Se a medida for mesmo concretizada (e nestas coisas, a experiência mostra que o “se” faz todo o sentido), é a primeira vez que se admite uma intervenção disciplinadora num mercado que nunca funcionou, que fabricou as fortunas mais fáceis e suspeitas dos últimos anos e que mais contribuiu para o desordenamento do nosso território. Como já foi reconhecido pelo próprio Sá Fernandes, não se trata de uma “revolução” na gestão autárquica, mas tão somente de aplicar normas que existem em grande parte das cidades do mundo, de modo a evitar perversões como as que temos vivido, em que o excesso de oferta (calcula-se em cerca de meio milhão o número de fogos excedentários) não se traduz num abaixamento dos preços. Como é que isso pode ser feito? As possibilidades são várias, baseadas na criação de áreas em que, por exemplo, se controla a aplicação de margens de lucro, se condicionam valores ao rendimento do cliente, etc. Longe de serem novos bairros sociais, é precisamente o contrário desse princípio. Com inevitáveis impactos no mercado...
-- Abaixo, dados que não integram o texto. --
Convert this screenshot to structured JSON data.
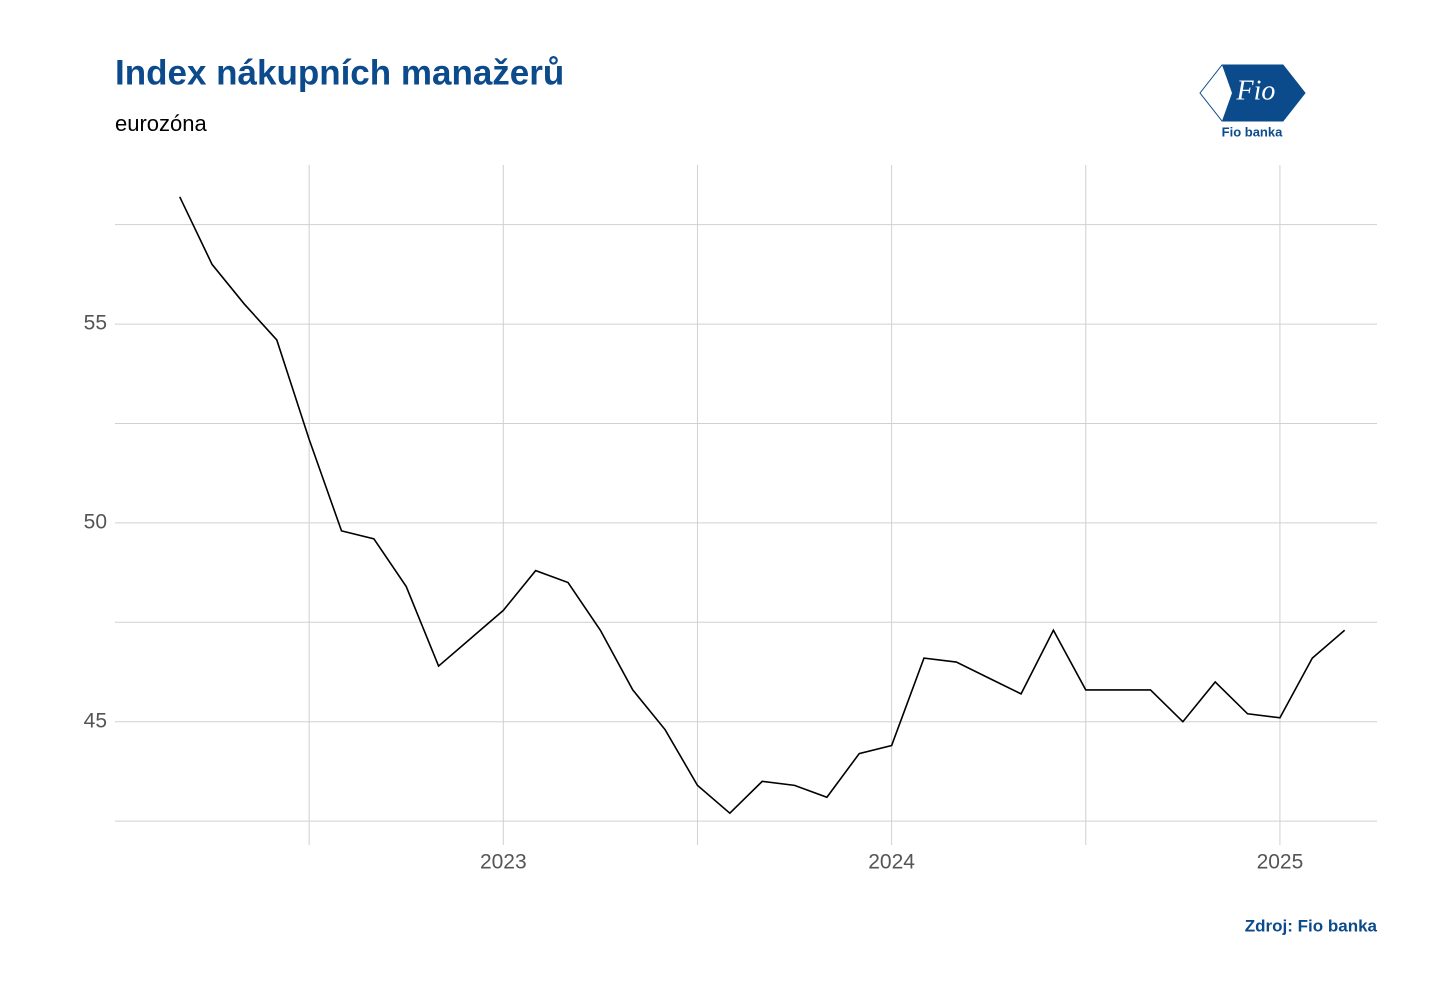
{
  "chart_data": {
    "type": "line",
    "title": "Index nákupních manažerů",
    "subtitle": "eurozóna",
    "source": "Zdroj: Fio banka",
    "logo": {
      "mark": "Fio",
      "name": "Fio banka"
    },
    "color": "#000000",
    "x": [
      "2022-03",
      "2022-04",
      "2022-05",
      "2022-06",
      "2022-07",
      "2022-08",
      "2022-09",
      "2022-10",
      "2022-11",
      "2022-12",
      "2023-01",
      "2023-02",
      "2023-03",
      "2023-04",
      "2023-05",
      "2023-06",
      "2023-07",
      "2023-08",
      "2023-09",
      "2023-10",
      "2023-11",
      "2023-12",
      "2024-01",
      "2024-02",
      "2024-03",
      "2024-04",
      "2024-05",
      "2024-06",
      "2024-07",
      "2024-08",
      "2024-09",
      "2024-10",
      "2024-11",
      "2024-12",
      "2025-01",
      "2025-02",
      "2025-03"
    ],
    "values": [
      58.2,
      56.5,
      55.5,
      54.6,
      52.1,
      49.8,
      49.6,
      48.4,
      46.4,
      47.1,
      47.8,
      48.8,
      48.5,
      47.3,
      45.8,
      44.8,
      43.4,
      42.7,
      43.5,
      43.4,
      43.1,
      44.2,
      44.4,
      46.6,
      46.5,
      46.1,
      45.7,
      47.3,
      45.8,
      45.8,
      45.8,
      45.0,
      46.0,
      45.2,
      45.1,
      46.6,
      47.3
    ],
    "xlim": [
      "2022-01",
      "2025-04"
    ],
    "xticks": [
      {
        "value": "2023-01",
        "label": "2023"
      },
      {
        "value": "2024-01",
        "label": "2024"
      },
      {
        "value": "2025-01",
        "label": "2025"
      }
    ],
    "xminor": [
      "2022-07",
      "2023-07",
      "2024-07"
    ],
    "ylim": [
      41.9,
      59.0
    ],
    "yticks": [
      45,
      50,
      55
    ],
    "yminor": [
      42.5,
      47.5,
      52.5,
      57.5
    ],
    "grid": true
  }
}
Não sabemos de que modo vai ser aplicada a medida e não temos ilusões quanto à necessidade de se fazer mais, nomeadamente alterando a “Lei dos Solos”. Mas, se for bem pensada, pode ter consequências importantes no combate à especulação imobiliária. Sobretudo se fizer “escola”. Resta saber se António Costa não vai encontrar resistências da parte de quem menos espera, nomeadamente do governo a que, até há pouco pertenceu, “espetando-se” nalgum PIN (Projectos de Interesse Nacional) que lhe acabe, também, com “corredores verdes” e frentes ribeirinhas. Gentinha de alfinete em punho, é coisa que não falta.